Regarding the NPT, Russia, China and the United States need to sustain comprehensive discussions among their officials and nongovernmental experts regarding the causes for the deadlocked 2015 review conference and how to overcome them. Although on average only half the NPT review conferences achieve a consensus on their final communique, the disagreements at this year’s conference reflected a disturbing gap in the perspectives and preferences among those states possessing nuclear weapons and those countries without them. Many of the former suggest that the barriers against nuclear proliferation are too weak, while many of the latter consider the rewards for abstention – general security assurance and civil nuclear cooperation – too small.
To address this gap, Russia, China and the United States must cooperate more effectively in countering the unrealistic demands from other NPT states. For example, many non-nuclear-weapons states profess to support a nuclear-weapons convention that would completely prohibit the production, possession and use of nuclear weapons. But achieving universal nuclear disarmament anytime soon would require fundamental world order changes and improbable conditions – an end to regional conflicts, exquisite verification techniques and many other unprecedented developments.
More pragmatically, Russia, China and the United States need to consider how they could draw lessons from the Iran deal to more effectively address a North Korean government that obstinately refrains from renouncing its nuclear weapons, but has, at least during the last two years, restrained from testing another nuclear device.
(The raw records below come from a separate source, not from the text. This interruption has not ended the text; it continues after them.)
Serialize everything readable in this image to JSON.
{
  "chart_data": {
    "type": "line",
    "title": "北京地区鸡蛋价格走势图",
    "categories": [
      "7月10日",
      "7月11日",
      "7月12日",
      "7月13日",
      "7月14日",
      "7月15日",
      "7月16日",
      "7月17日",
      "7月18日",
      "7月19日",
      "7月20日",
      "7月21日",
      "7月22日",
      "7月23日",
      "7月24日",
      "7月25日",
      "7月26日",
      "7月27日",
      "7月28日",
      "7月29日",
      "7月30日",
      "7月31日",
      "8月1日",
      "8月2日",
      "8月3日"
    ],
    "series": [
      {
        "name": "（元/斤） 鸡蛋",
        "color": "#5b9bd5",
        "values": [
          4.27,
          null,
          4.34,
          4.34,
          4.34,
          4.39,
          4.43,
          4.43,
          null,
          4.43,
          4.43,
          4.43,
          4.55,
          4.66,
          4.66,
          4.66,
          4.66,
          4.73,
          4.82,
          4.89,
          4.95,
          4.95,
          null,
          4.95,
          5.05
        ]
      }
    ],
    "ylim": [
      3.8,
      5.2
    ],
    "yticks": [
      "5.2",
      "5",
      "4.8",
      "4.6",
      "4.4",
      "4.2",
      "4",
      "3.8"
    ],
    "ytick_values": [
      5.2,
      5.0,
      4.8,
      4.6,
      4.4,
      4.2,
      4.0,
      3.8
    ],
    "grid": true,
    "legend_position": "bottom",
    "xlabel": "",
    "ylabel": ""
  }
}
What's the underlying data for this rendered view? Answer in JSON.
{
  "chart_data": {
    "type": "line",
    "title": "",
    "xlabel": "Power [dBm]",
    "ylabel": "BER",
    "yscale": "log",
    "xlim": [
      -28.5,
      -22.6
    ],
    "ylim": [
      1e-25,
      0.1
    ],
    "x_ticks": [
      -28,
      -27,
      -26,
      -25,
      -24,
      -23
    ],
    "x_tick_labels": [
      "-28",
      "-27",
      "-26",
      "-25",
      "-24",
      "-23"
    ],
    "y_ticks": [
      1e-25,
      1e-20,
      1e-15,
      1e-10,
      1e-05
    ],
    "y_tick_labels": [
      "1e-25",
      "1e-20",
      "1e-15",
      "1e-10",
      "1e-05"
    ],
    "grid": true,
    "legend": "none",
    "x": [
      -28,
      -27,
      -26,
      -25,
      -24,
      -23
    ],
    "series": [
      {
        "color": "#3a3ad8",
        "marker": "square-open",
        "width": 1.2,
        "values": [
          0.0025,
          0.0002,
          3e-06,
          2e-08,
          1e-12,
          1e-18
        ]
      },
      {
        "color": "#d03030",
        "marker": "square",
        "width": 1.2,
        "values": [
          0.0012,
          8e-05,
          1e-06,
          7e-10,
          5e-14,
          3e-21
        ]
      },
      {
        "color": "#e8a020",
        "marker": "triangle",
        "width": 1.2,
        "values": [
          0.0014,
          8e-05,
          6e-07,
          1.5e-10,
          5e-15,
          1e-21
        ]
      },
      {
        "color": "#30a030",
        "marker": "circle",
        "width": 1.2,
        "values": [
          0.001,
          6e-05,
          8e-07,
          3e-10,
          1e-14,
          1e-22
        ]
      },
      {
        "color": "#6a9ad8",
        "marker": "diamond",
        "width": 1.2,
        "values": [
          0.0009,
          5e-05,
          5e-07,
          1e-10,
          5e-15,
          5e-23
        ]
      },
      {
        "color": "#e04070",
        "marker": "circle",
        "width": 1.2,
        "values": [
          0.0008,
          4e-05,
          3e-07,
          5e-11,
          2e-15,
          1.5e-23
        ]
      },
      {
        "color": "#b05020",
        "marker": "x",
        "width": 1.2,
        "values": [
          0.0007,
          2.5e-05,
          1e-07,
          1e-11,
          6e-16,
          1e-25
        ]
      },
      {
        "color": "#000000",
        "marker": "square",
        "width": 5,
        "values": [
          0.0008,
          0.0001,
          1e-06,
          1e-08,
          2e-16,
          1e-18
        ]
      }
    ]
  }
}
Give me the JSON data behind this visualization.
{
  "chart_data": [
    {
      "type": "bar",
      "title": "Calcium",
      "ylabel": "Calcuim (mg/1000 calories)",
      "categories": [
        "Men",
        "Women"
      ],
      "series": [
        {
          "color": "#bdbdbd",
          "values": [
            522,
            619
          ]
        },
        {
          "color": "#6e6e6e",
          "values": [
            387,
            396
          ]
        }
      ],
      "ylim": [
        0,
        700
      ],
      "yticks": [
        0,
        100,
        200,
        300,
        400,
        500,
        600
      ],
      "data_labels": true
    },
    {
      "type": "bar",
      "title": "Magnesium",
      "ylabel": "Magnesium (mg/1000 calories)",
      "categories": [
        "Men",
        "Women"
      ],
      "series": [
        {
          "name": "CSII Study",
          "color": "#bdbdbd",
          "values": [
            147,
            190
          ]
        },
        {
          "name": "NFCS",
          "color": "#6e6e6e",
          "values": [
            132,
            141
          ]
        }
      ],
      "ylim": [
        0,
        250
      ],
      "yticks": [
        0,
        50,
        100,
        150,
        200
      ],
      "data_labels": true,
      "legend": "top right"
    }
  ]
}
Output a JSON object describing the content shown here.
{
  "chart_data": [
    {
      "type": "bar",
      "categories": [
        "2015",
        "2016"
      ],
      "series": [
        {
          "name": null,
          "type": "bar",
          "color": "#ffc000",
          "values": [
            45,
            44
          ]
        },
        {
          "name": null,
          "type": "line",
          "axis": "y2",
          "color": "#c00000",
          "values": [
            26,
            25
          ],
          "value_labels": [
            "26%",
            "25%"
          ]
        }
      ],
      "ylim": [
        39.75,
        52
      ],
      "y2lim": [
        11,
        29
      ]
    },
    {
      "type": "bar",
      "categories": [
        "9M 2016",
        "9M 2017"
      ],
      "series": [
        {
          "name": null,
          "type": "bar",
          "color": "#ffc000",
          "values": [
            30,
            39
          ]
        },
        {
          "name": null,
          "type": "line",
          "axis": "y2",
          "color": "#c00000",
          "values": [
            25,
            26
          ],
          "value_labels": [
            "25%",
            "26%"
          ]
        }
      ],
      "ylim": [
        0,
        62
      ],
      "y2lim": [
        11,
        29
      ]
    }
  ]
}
Although Pyongyang’s relations with Washington remain frozen and its ties with Beijing are terrible, the North Korean leadership has shown interest in developing ties with Russia. Exploiting this perhaps fleeting opportunity, US policymakers need to consider how they might follow their Iran playbook and cooperate with Moscow as well as Beijing in pushing for North Korean nuclear disarmament.
*Richard Weitz is senior fellow and director of the Center for Political-Military Analysis at Hudson Institute. His current research includes regional security developments relating to Europe, Eurasia and East Asia as well as US foreign, defense and homeland-security policies.